Trade season is almost upon the NBA in earnest. A detail in the collective bargaining agreement prevents teams from trading players they signed during the off-season until Dec. 15 (or three months after signing, whichever is later), and so Dec. 15 is often held up as a sort of de facto kick-off to the league’s two-month trade window. Deals can happen before then, like in the case of last week’s Jahlil Okafor trade, it’s just that as of Friday, the bulk of the league is eligible to be dealt, so the possibilities expand a great deal.
Full disclosure: This piece was originally planned for Friday, matching up with the Dec. 15 date. Honestly, though, did you really want to watch a video breakdown of the ugliest Toronto Raptors game of the season? (if the answer is ‘yes,’ this is the most I can offer you for today.) And because that ugly loss came in Jonas Valanciunas’ best game of the season, against a name (DeAndre Jordan) who people have asked me about frequently as a potential Raptors trade target, the timing seems fine enough. This is also something we’ll revisit closer to the trade deadline, so feel free to file it away for now.
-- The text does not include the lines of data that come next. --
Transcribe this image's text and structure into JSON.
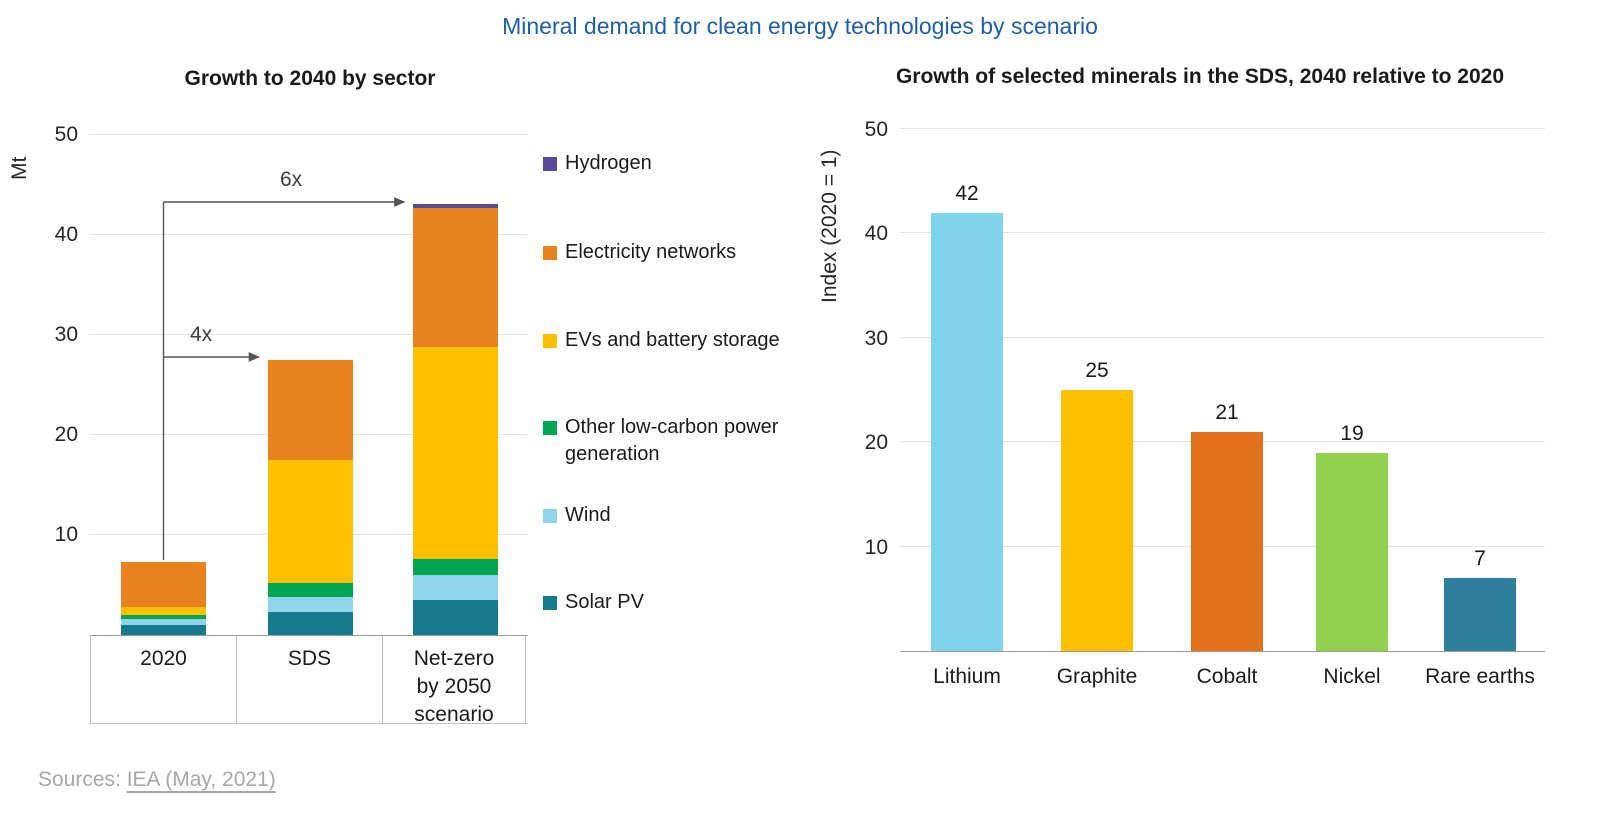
{
  "title": "Mineral demand for clean energy technologies by scenario",
  "accent_color": "#1f5fa8",
  "sources": {
    "label": "Sources:",
    "link": "IEA (May, 2021)"
  },
  "chart_data": [
    {
      "type": "bar",
      "stacked": true,
      "title": "Growth to 2040 by sector",
      "xlabel": "",
      "ylabel": "Mt",
      "ylim": [
        0,
        50
      ],
      "yticks": [
        10,
        20,
        30,
        40,
        50
      ],
      "grid": true,
      "legend_position": "right",
      "categories": [
        "2020",
        "SDS",
        "Net-zero by 2050 scenario"
      ],
      "series": [
        {
          "name": "Solar PV",
          "color": "#16798d",
          "values": [
            1.0,
            2.3,
            3.5
          ]
        },
        {
          "name": "Wind",
          "color": "#8fd4e8",
          "values": [
            0.6,
            1.5,
            2.5
          ]
        },
        {
          "name": "Other low-carbon power generation",
          "color": "#00a651",
          "values": [
            0.4,
            1.4,
            1.6
          ]
        },
        {
          "name": "EVs and battery storage",
          "color": "#ffc000",
          "values": [
            0.8,
            12.3,
            21.2
          ]
        },
        {
          "name": "Electricity networks",
          "color": "#e8821f",
          "values": [
            4.5,
            10.0,
            13.9
          ]
        },
        {
          "name": "Hydrogen",
          "color": "#5a4a9c",
          "values": [
            0,
            0,
            0.4
          ]
        }
      ],
      "totals": [
        7.3,
        27.5,
        43.1
      ],
      "legend_order": [
        "Hydrogen",
        "Electricity networks",
        "EVs and battery storage",
        "Other low-carbon power generation",
        "Wind",
        "Solar PV"
      ],
      "annotations": [
        {
          "label": "4x",
          "from": "2020",
          "to": "SDS"
        },
        {
          "label": "6x",
          "from": "2020",
          "to": "Net-zero by 2050 scenario"
        }
      ]
    },
    {
      "type": "bar",
      "title": "Growth of selected minerals in the SDS, 2040 relative to 2020",
      "xlabel": "",
      "ylabel": "Index (2020 = 1)",
      "ylim": [
        0,
        50
      ],
      "yticks": [
        10,
        20,
        30,
        40,
        50
      ],
      "grid": true,
      "categories": [
        "Lithium",
        "Graphite",
        "Cobalt",
        "Nickel",
        "Rare earths"
      ],
      "values": [
        42,
        25,
        21,
        19,
        7
      ],
      "data_labels": [
        "42",
        "25",
        "21",
        "19",
        "7"
      ],
      "colors": [
        "#7fd3ea",
        "#ffc000",
        "#e2711d",
        "#92d050",
        "#2e7e9e"
      ]
    }
  ]
}
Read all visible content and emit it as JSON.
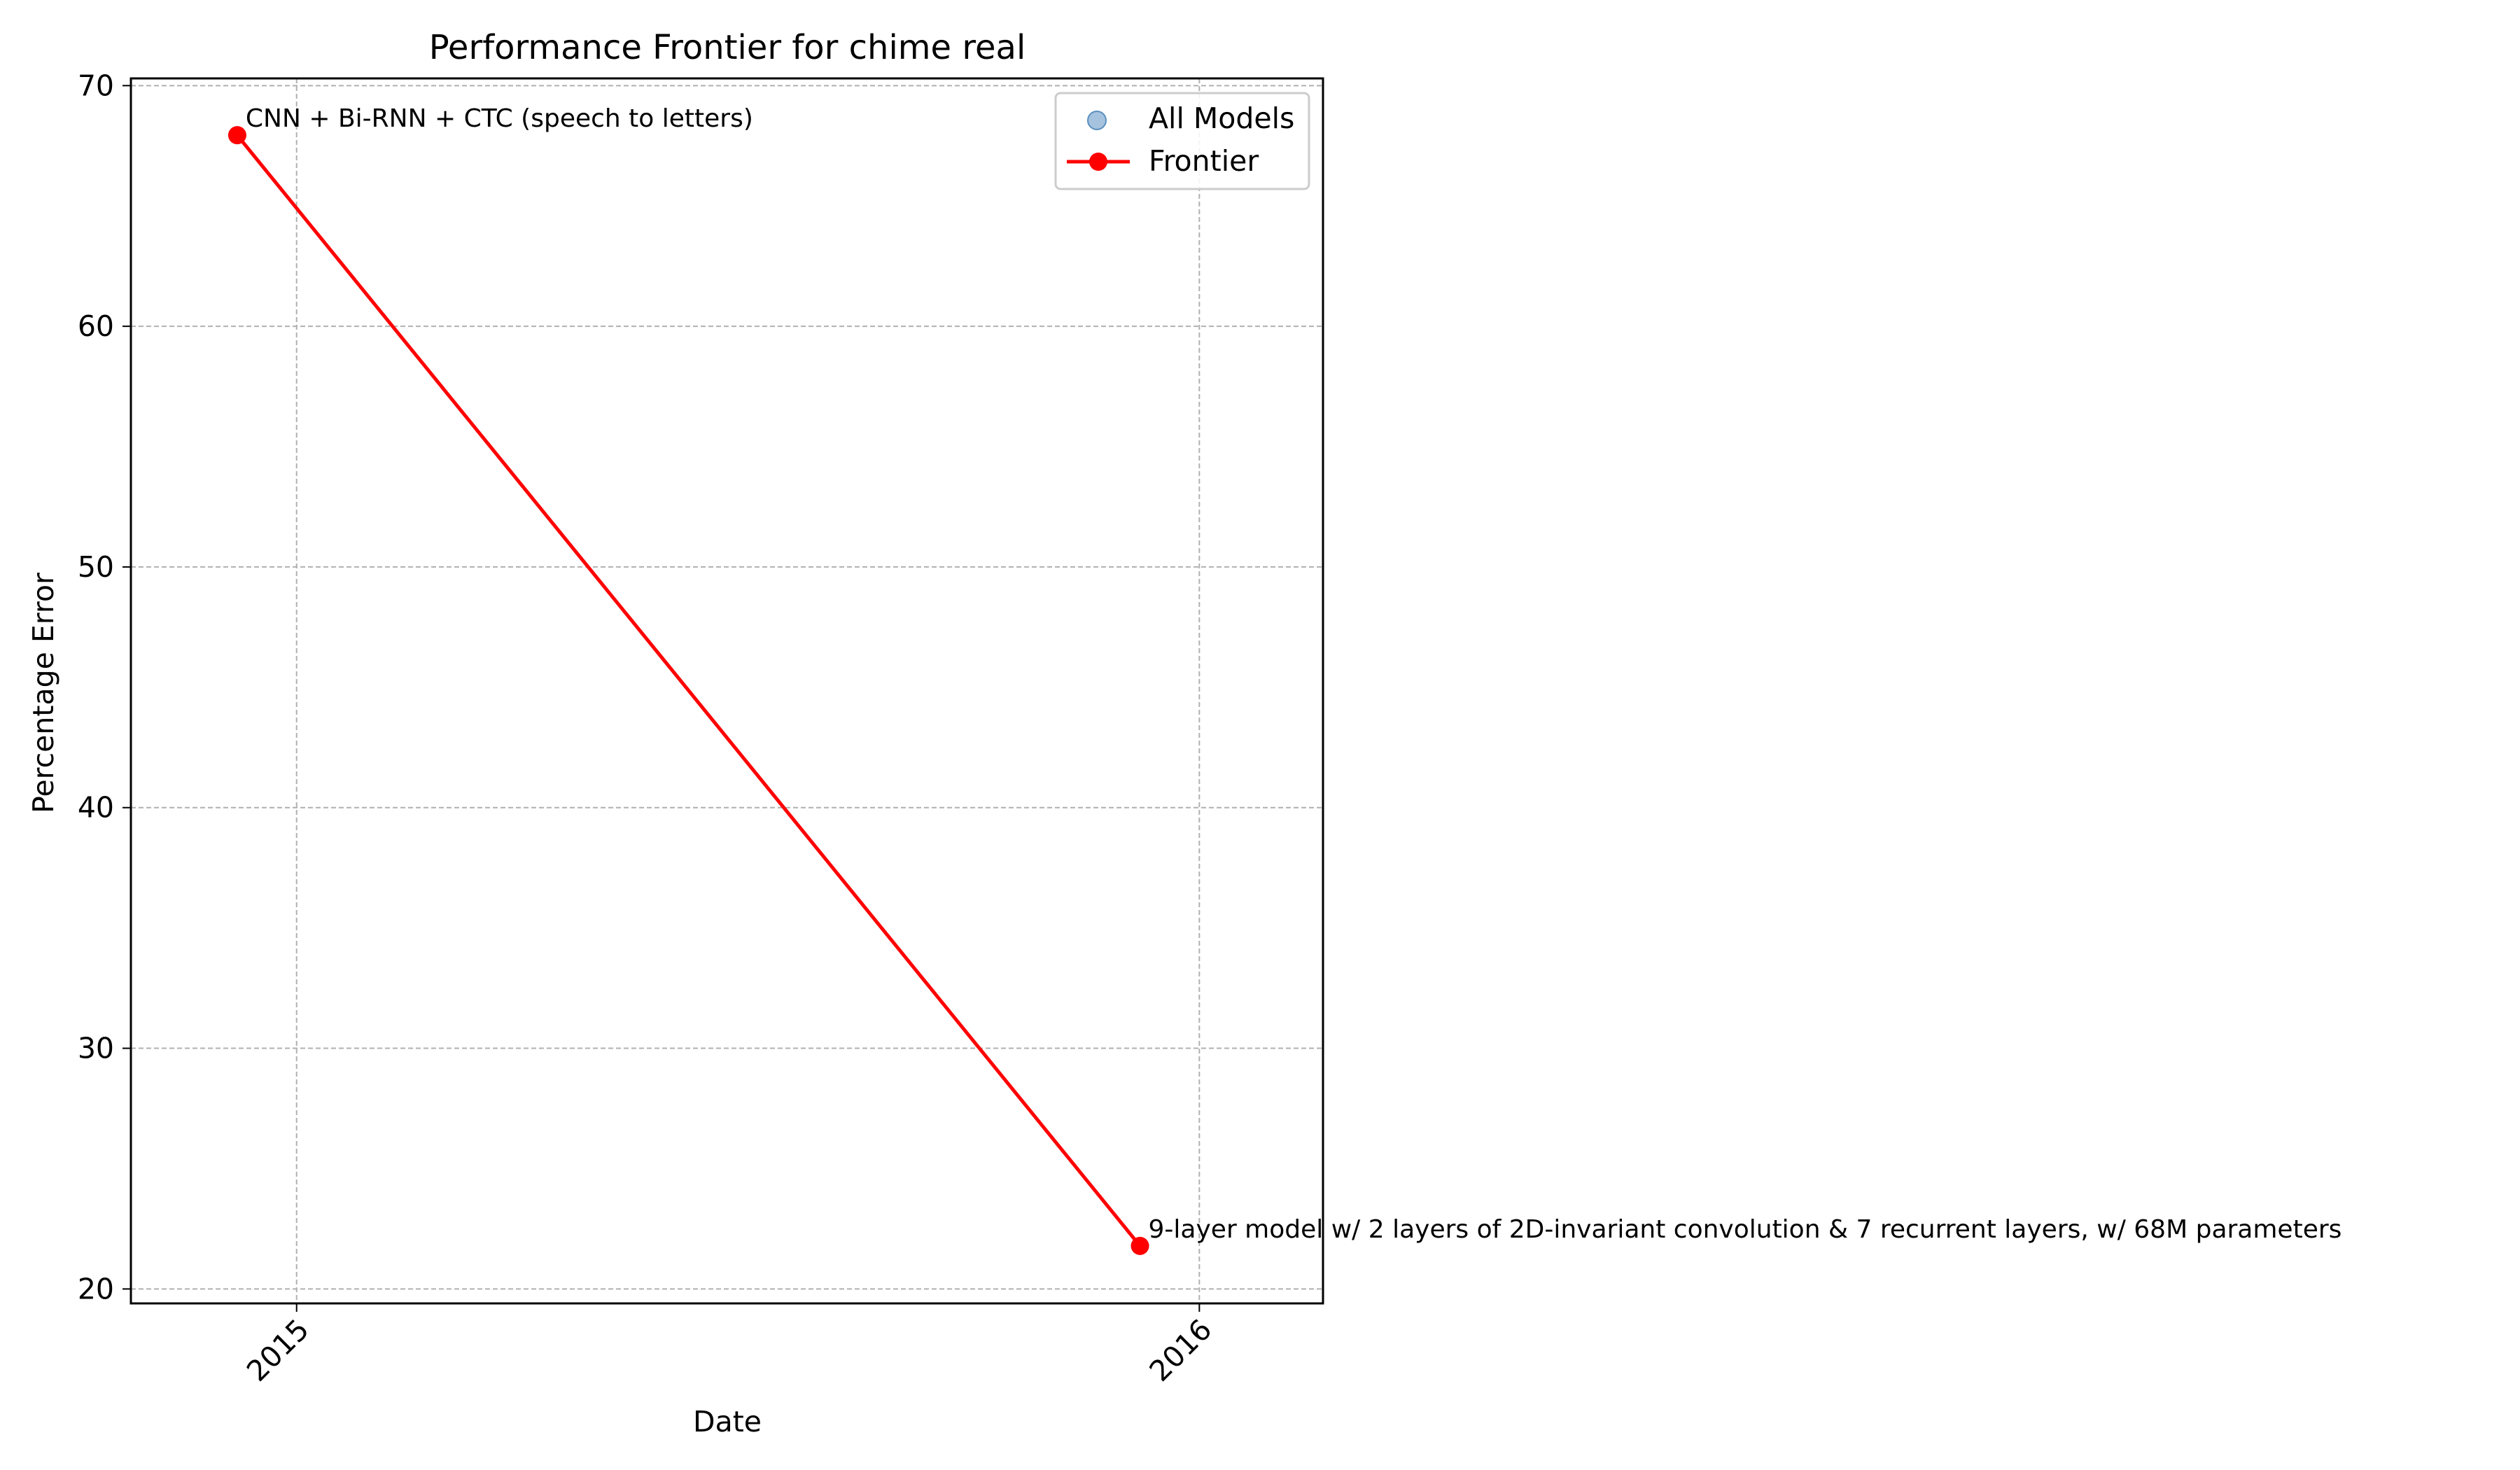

So, trade season, as it pertains to the Raptors. It’s the time of year when I often play a role I don’t relish, as a sort of clearinghouse for trade ideas. The CBA rules are complicated and messy, and it’s difficult for fans to keep up with all of the wrinkles. That’s especially true since ESPN’s Trade Machine – at the same time the greatest and worst invention ever – only approves/declines trades based on some of the trade restrictions. In each of the last few seasons, I’ve had a February column laundering readers’ trade proposals through logic and the CBA. In 2015-16, specifically, it was difficult, as the Raptors weren’t built particularly well to trade, with very few mid-level salaries and poison-pill provisions for Terrence Ross and Jonas Valanciunas. Last year was the most flexibility the team had to trade in some time, and they jumped, which served to close that window a bit for this season.